Being a carer is often a difficult and – for some – lonely role, but this support is invaluable. If you care for someone, we want to work with you, involve you in the services we provide.
Our staff will always do their best to involve friends and family in the care we offer.
Your knowledge is vital in helping us to do our best for your cared for and help support your wellbeing.
This site gives more detail about how we can work together effectively. Much of the information in our patients section may also make useful reading.
The impact amongst underrepresented groups
- Black, Asian and ethnic minority carers are more likely to be struggling financially.
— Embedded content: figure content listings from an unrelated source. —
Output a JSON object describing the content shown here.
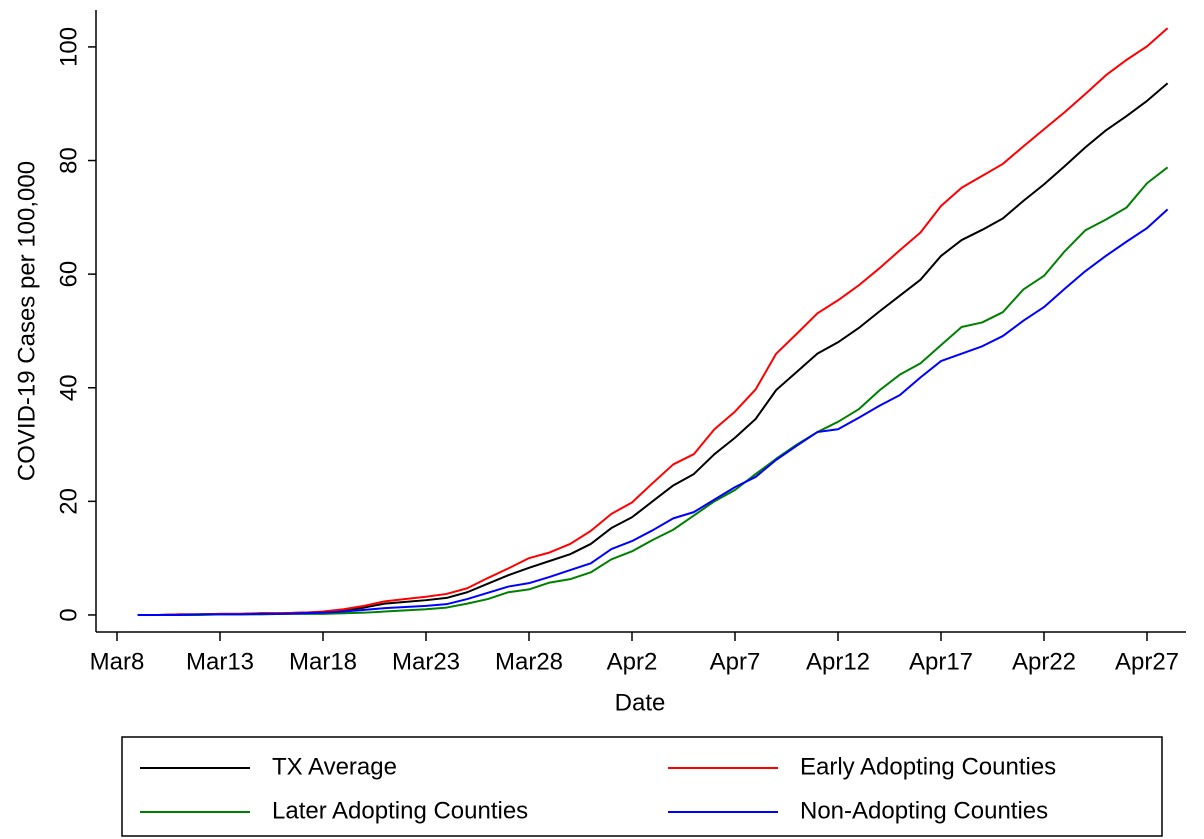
{
  "chart_data": {
    "type": "line",
    "x_label": "Date",
    "y_label": "COVID-19 Cases per 100,000",
    "categories": [
      "Mar8",
      null,
      null,
      null,
      null,
      "Mar13",
      null,
      null,
      null,
      null,
      "Mar18",
      null,
      null,
      null,
      null,
      "Mar23",
      null,
      null,
      null,
      null,
      "Mar28",
      null,
      null,
      null,
      null,
      "Apr2",
      null,
      null,
      null,
      null,
      "Apr7",
      null,
      null,
      null,
      null,
      "Apr12",
      null,
      null,
      null,
      null,
      "Apr17",
      null,
      null,
      null,
      null,
      "Apr22",
      null,
      null,
      null,
      null,
      "Apr27",
      null
    ],
    "series": [
      {
        "name": "TX Average",
        "color": "#000000",
        "values": [
          null,
          0,
          0,
          0.1,
          0.1,
          0.2,
          0.2,
          0.3,
          0.3,
          0.4,
          0.5,
          0.8,
          1.3,
          2,
          2.3,
          2.6,
          3,
          4,
          5.5,
          7,
          8.3,
          9.5,
          10.7,
          12.5,
          15.3,
          17.2,
          20,
          22.8,
          24.8,
          28.3,
          31.2,
          34.5,
          39.6,
          42.8,
          46,
          48,
          50.5,
          53.4,
          56.2,
          59,
          63.2,
          66,
          67.8,
          69.8,
          72.9,
          75.8,
          79,
          82.3,
          85.3,
          87.8,
          90.5,
          93.6
        ]
      },
      {
        "name": "Early Adopting Counties",
        "color": "#ff0000",
        "values": [
          null,
          0,
          0,
          0.1,
          0.1,
          0.2,
          0.2,
          0.3,
          0.3,
          0.4,
          0.6,
          1,
          1.6,
          2.4,
          2.8,
          3.2,
          3.7,
          4.7,
          6.5,
          8.2,
          10,
          11,
          12.5,
          14.8,
          17.8,
          19.8,
          23.2,
          26.5,
          28.3,
          32.7,
          35.8,
          39.7,
          46,
          49.5,
          53.1,
          55.4,
          58,
          61,
          64.2,
          67.3,
          72,
          75.2,
          77.3,
          79.4,
          82.5,
          85.5,
          88.5,
          91.7,
          95,
          97.7,
          100.1,
          103.3
        ]
      },
      {
        "name": "Later Adopting Counties",
        "color": "#008000",
        "values": [
          null,
          0,
          0,
          0,
          0,
          0.1,
          0.1,
          0.1,
          0.2,
          0.2,
          0.2,
          0.3,
          0.4,
          0.6,
          0.8,
          1,
          1.3,
          2,
          2.8,
          4,
          4.5,
          5.7,
          6.3,
          7.5,
          9.8,
          11.2,
          13.2,
          15,
          17.5,
          20,
          22,
          24.8,
          27.5,
          30,
          32.2,
          34,
          36.2,
          39.5,
          42.3,
          44.3,
          47.5,
          50.7,
          51.5,
          53.3,
          57.3,
          59.7,
          64,
          67.7,
          69.6,
          71.7,
          76,
          78.8
        ]
      },
      {
        "name": "Non-Adopting Counties",
        "color": "#0000ff",
        "values": [
          null,
          0,
          0,
          0,
          0.1,
          0.1,
          0.1,
          0.2,
          0.2,
          0.3,
          0.4,
          0.6,
          0.9,
          1.2,
          1.4,
          1.6,
          1.9,
          2.8,
          3.9,
          5,
          5.6,
          6.7,
          7.9,
          9.1,
          11.6,
          13,
          14.9,
          17,
          18.1,
          20.3,
          22.5,
          24.3,
          27.3,
          29.8,
          32.2,
          32.7,
          34.7,
          36.8,
          38.7,
          41.8,
          44.7,
          46,
          47.3,
          49.1,
          51.8,
          54.2,
          57.4,
          60.5,
          63.2,
          65.7,
          68.1,
          71.4
        ]
      }
    ],
    "ylim": [
      -3,
      106.5
    ],
    "yticks": [
      0,
      20,
      40,
      60,
      80,
      100
    ],
    "legend": "bottom"
  }
}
At the beginning of the pandemic, over half (58%) of unpaid carers from Black, Asian and minority ethnic groups said they were worried about their finances, compared to 37% of White carers (Carers UK, The Experiences of Black, Asian and minority ethnic carers during the COVID-19 pandemic, 2022).
- LGBT carers are more likely to more likely to feel lonely. 48% of bisexual carers and 45% of lesbian and gay carers often or always feel lonely, compared with 33% of heterosexual carers (Carers UK, The Experiences of lesbian, gay and bisexual carers during the COVID-19 pandemic, 2022).
- 27% of carers who completed our State of Caring survey in 2022 said they had a disability.